Recordings

Brand New Colony
I recorded this with my Toshiba's soundcard into Adobe Audition. The outro represents my first recorded foray into the ambient. (If only I had some analog reverb to feedback on itself.) The mix is nowhere near glossy. I was sick when I recorded vocals, and the drums are my bathroom cupboards.  I have no idea what the little line is that I played on the chorus but I like it.

This is a Postal Service song, but it's a God song, through and through. I plan to play it at a worship circle sometime. Metaphors like these are hard to come by.


I will not take these things

 I sang and played everything while Koenen moved the mics around and manipulated his PC Cubase setup.

“I had sent you just the end of the song but got inspired to just try to finish at least a rough draft. I think the end gets a little to much distortion from pushing the limiter too far but it might just be the sensitivity of my monitors. Let me know what you think. The acoustic sounds really good and I love that lead solo guitar track, figured you wouldn't mind some delay on it.”
-Koenen

The lead track sounds really glassy and sweet, but the rhythm-electric that we nestled behind the last chorus sounded a little too harsh to myself, even as we recorded, but I had gotten it in my head that I had wanted to push the amp a little harder... Let that be a lesson to nail the tone before it hits the mic.

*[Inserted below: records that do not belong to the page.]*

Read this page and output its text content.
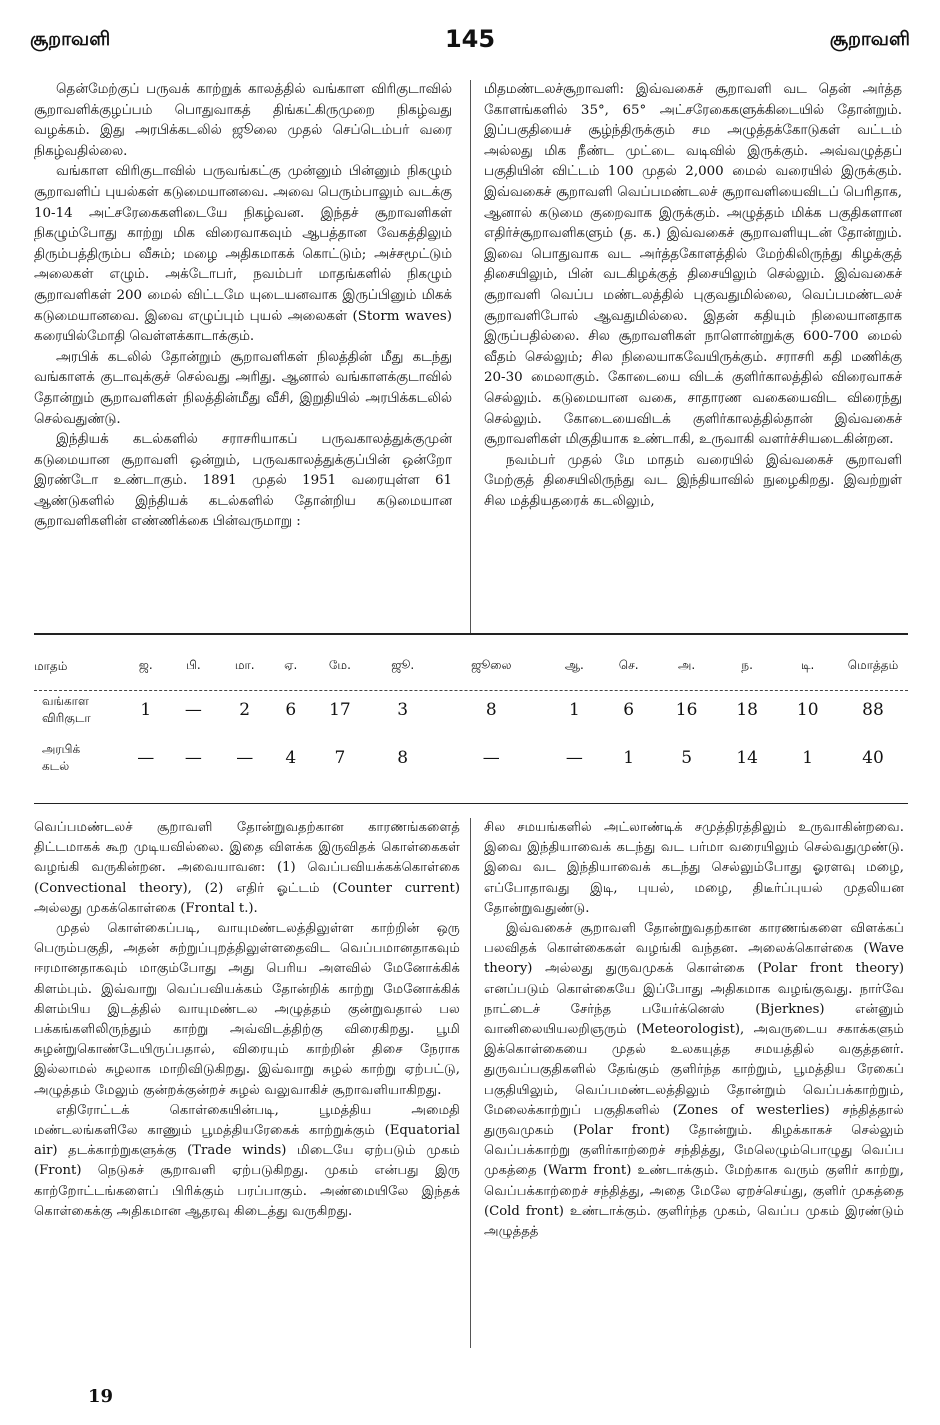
சூறாவளி	145	சூறாவளி

தென்மேற்குப் பருவக் காற்றுக் காலத்தில் வங்காள விரிகுடாவில் சூறாவளிக்குழப்பம் பொதுவாகத் திங்கட்கிருமுறை நிகழ்வது வழக்கம். இது அரபிக்கடலில் ஜூலை முதல் செப்டெம்பர் வரை நிகழ்வதில்லை.

வங்காள விரிகுடாவில் பருவங்கட்கு முன்னும் பின்னும் நிகழும் சூறாவளிப் புயல்கள் கடுமையானவை. அவை பெரும்பாலும் வடக்கு 10-14 அட்சரேகைகளிடையே நிகழ்வன. இந்தச் சூறாவளிகள் நிகழும்போது காற்று மிக விரைவாகவும் ஆபத்தான வேகத்திலும் திரும்பத்திரும்ப வீசும்; மழை அதிகமாகக் கொட்டும்; அச்சமூட்டும் அலைகள் எழும். அக்டோபர், நவம்பர் மாதங்களில் நிகழும் சூறாவளிகள் 200 மைல் விட்டமே யுடையனவாக இருப்பினும் மிகக் கடுமையானவை. இவை எழுப்பும் புயல் அலைகள் (Storm waves) கரையில்மோதி வெள்ளக்காடாக்கும்.

அரபிக் கடலில் தோன்றும் சூறாவளிகள் நிலத்தின் மீது கடந்து வங்காளக் குடாவுக்குச் செல்வது அரிது. ஆனால் வங்காளக்குடாவில் தோன்றும் சூறாவளிகள் நிலத்தின்மீது வீசி, இறுதியில் அரபிக்கடலில் செல்வதுண்டு.

இந்தியக் கடல்களில் சராசரியாகப் பருவகாலத்துக்குமுன் கடுமையான சூறாவளி ஒன்றும், பருவகாலத்துக்குப்பின் ஒன்றோ இரண்டோ உண்டாகும். 1891 முதல் 1951 வரையுள்ள 61 ஆண்டுகளில் இந்தியக் கடல்களில் தோன்றிய கடுமையான சூறாவளிகளின் எண்ணிக்கை பின்வருமாறு :

மிதமண்டலச்சூறாவளி: இவ்வகைச் சூறாவளி வட தென் அர்த்த கோளங்களில் 35°, 65° அட்சரேகைகளுக்கிடையில் தோன்றும். இப்பகுதியைச் சூழ்ந்திருக்கும் சம அழுத்தக்கோடுகள் வட்டம் அல்லது மிக நீண்ட முட்டை வடிவில் இருக்கும். அவ்வழுத்தப் பகுதியின் விட்டம் 100 முதல் 2,000 மைல் வரையில் இருக்கும். இவ்வகைச் சூறாவளி வெப்பமண்டலச் சூறாவளியைவிடப் பெரிதாக, ஆனால் கடுமை குறைவாக இருக்கும். அழுத்தம் மிக்க பகுதிகளான எதிர்ச்சூறாவளிகளும் (த. க.) இவ்வகைச் சூறாவளியுடன் தோன்றும். இவை பொதுவாக வட அர்த்தகோளத்தில் மேற்கிலிருந்து கிழக்குத் திசையிலும், பின் வடகிழக்குத் திசையிலும் செல்லும். இவ்வகைச் சூறாவளி வெப்ப மண்டலத்தில் புகுவதுமில்லை, வெப்பமண்டலச் சூறாவளிபோல் ஆவதுமில்லை. இதன் கதியும் நிலையானதாக இருப்பதில்லை. சில சூறாவளிகள் நாளொன்றுக்கு 600-700 மைல் வீதம் செல்லும்; சில நிலையாகவேயிருக்கும். சராசரி கதி மணிக்கு 20-30 மைலாகும். கோடையை விடக் குளிர்காலத்தில் விரைவாகச் செல்லும். கடுமையான வகை, சாதாரண வகையைவிட விரைந்து செல்லும். கோடையைவிடக் குளிர்காலத்தில்தான் இவ்வகைச் சூறாவளிகள் மிகுதியாக உண்டாகி, உருவாகி வளர்ச்சியடைகின்றன.

நவம்பர் முதல் மே மாதம் வரையில் இவ்வகைச் சூறாவளி மேற்குத் திசையிலிருந்து வட இந்தியாவில் நுழைகிறது. இவற்றுள் சில மத்தியதரைக் கடலிலும்,

மாதம்	ஜ.	பி.	மா.	ஏ.	மே.	ஜூ.	ஜூலை	ஆ.	செ.	அ.	ந.	டி.	மொத்தம்
வங்காள
விரிகுடா	1	—	2	6	17	3	8	1	6	16	18	10	88
அரபிக்
கடல்	—	—	—	4	7	8	—	—	1	5	14	1	40

வெப்பமண்டலச் சூறாவளி தோன்றுவதற்கான காரணங்களைத் திட்டமாகக் கூற முடியவில்லை. இதை விளக்க இருவிதக் கொள்கைகள் வழங்கி வருகின்றன. அவையாவன: (1) வெப்பவியக்கக்கொள்கை (Convectional theory), (2) எதிர் ஓட்டம் (Counter current) அல்லது முகக்கொள்கை (Frontal t.).

முதல் கொள்கைப்படி, வாயுமண்டலத்திலுள்ள காற்றின் ஒரு பெரும்பகுதி, அதன் சுற்றுப்புறத்திலுள்ளதைவிட வெப்பமானதாகவும் ஈரமானதாகவும் மாகும்போது அது பெரிய அளவில் மேனோக்கிக் கிளம்பும். இவ்வாறு வெப்பவியக்கம் தோன்றிக் காற்று மேனோக்கிக் கிளம்பிய இடத்தில் வாயுமண்டல அழுத்தம் குன்றுவதால் பல பக்கங்களிலிருந்தும் காற்று அவ்விடத்திற்கு விரைகிறது. பூமி சுழன்றுகொண்டேயிருப்பதால், விரையும் காற்றின் திசை நேராக இல்லாமல் சுழலாக மாறிவிடுகிறது. இவ்வாறு சுழல் காற்று ஏற்பட்டு, அழுத்தம் மேலும் குன்றக்குன்றச் சுழல் வலுவாகிச் சூறாவளியாகிறது.

எதிரோட்டக் கொள்கையின்படி, பூமத்திய அமைதி மண்டலங்களிலே காணும் பூமத்தியரேகைக் காற்றுக்கும் (Equatorial air) தடக்காற்றுகளுக்கு (Trade winds) மிடையே ஏற்படும் முகம் (Front) நெடுகச் சூறாவளி ஏற்படுகிறது. முகம் என்பது இரு காற்றோட்டங்களைப் பிரிக்கும் பரப்பாகும். அண்மையிலே இந்தக் கொள்கைக்கு அதிகமான ஆதரவு கிடைத்து வருகிறது.

சில சமயங்களில் அட்லாண்டிக் சமுத்திரத்திலும் உருவாகின்றவை. இவை இந்தியாவைக் கடந்து வட பர்மா வரையிலும் செல்வதுமுண்டு. இவை வட இந்தியாவைக் கடந்து செல்லும்போது ஓரளவு மழை, எப்போதாவது இடி, புயல், மழை, திடீர்ப்புயல் முதலியன தோன்றுவதுண்டு.

இவ்வகைச் சூறாவளி தோன்றுவதற்கான காரணங்களை விளக்கப் பலவிதக் கொள்கைகள் வழங்கி வந்தன. அலைக்கொள்கை (Wave theory) அல்லது துருவமுகக் கொள்கை (Polar front theory) எனப்படும் கொள்கையே இப்போது அதிகமாக வழங்குவது. நார்வே நாட்டைச் சேர்ந்த பயேர்க்னெஸ் (Bjerknes) என்னும் வானிலையியலறிஞரும் (Meteorologist), அவருடைய சகாக்களும் இக்கொள்கையை முதல் உலகயுத்த சமயத்தில் வகுத்தனர். துருவப்பகுதிகளில் தேங்கும் குளிர்ந்த காற்றும், பூமத்திய ரேகைப் பகுதியிலும், வெப்பமண்டலத்திலும் தோன்றும் வெப்பக்காற்றும், மேலைக்காற்றுப் பகுதிகளில் (Zones of westerlies) சந்தித்தால் துருவமுகம் (Polar front) தோன்றும். கிழக்காகச் செல்லும் வெப்பக்காற்று குளிர்காற்றைச் சந்தித்து, மேலெழும்பொழுது வெப்ப முகத்தை (Warm front) உண்டாக்கும். மேற்காக வரும் குளிர் காற்று, வெப்பக்காற்றைச் சந்தித்து, அதை மேலே ஏறச்செய்து, குளிர் முகத்தை (Cold front) உண்டாக்கும். குளிர்ந்த முகம், வெப்ப முகம் இரண்டும் அழுத்தத்

19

This is a Toad the Wet Sprocket song. If you've ever been restricted to continue a relationship over the telephone, you know what this song is about. For me, it was healing.

Matt Kraus

I've described this one as a Blues Comedy in E. It's really more proof that my computer could manage a couple tracks than a real attempt. It's a little noisy and messy.

Matt Kraus was the leader of the Warren Frosh study. It's probably his fault that I'm in IV.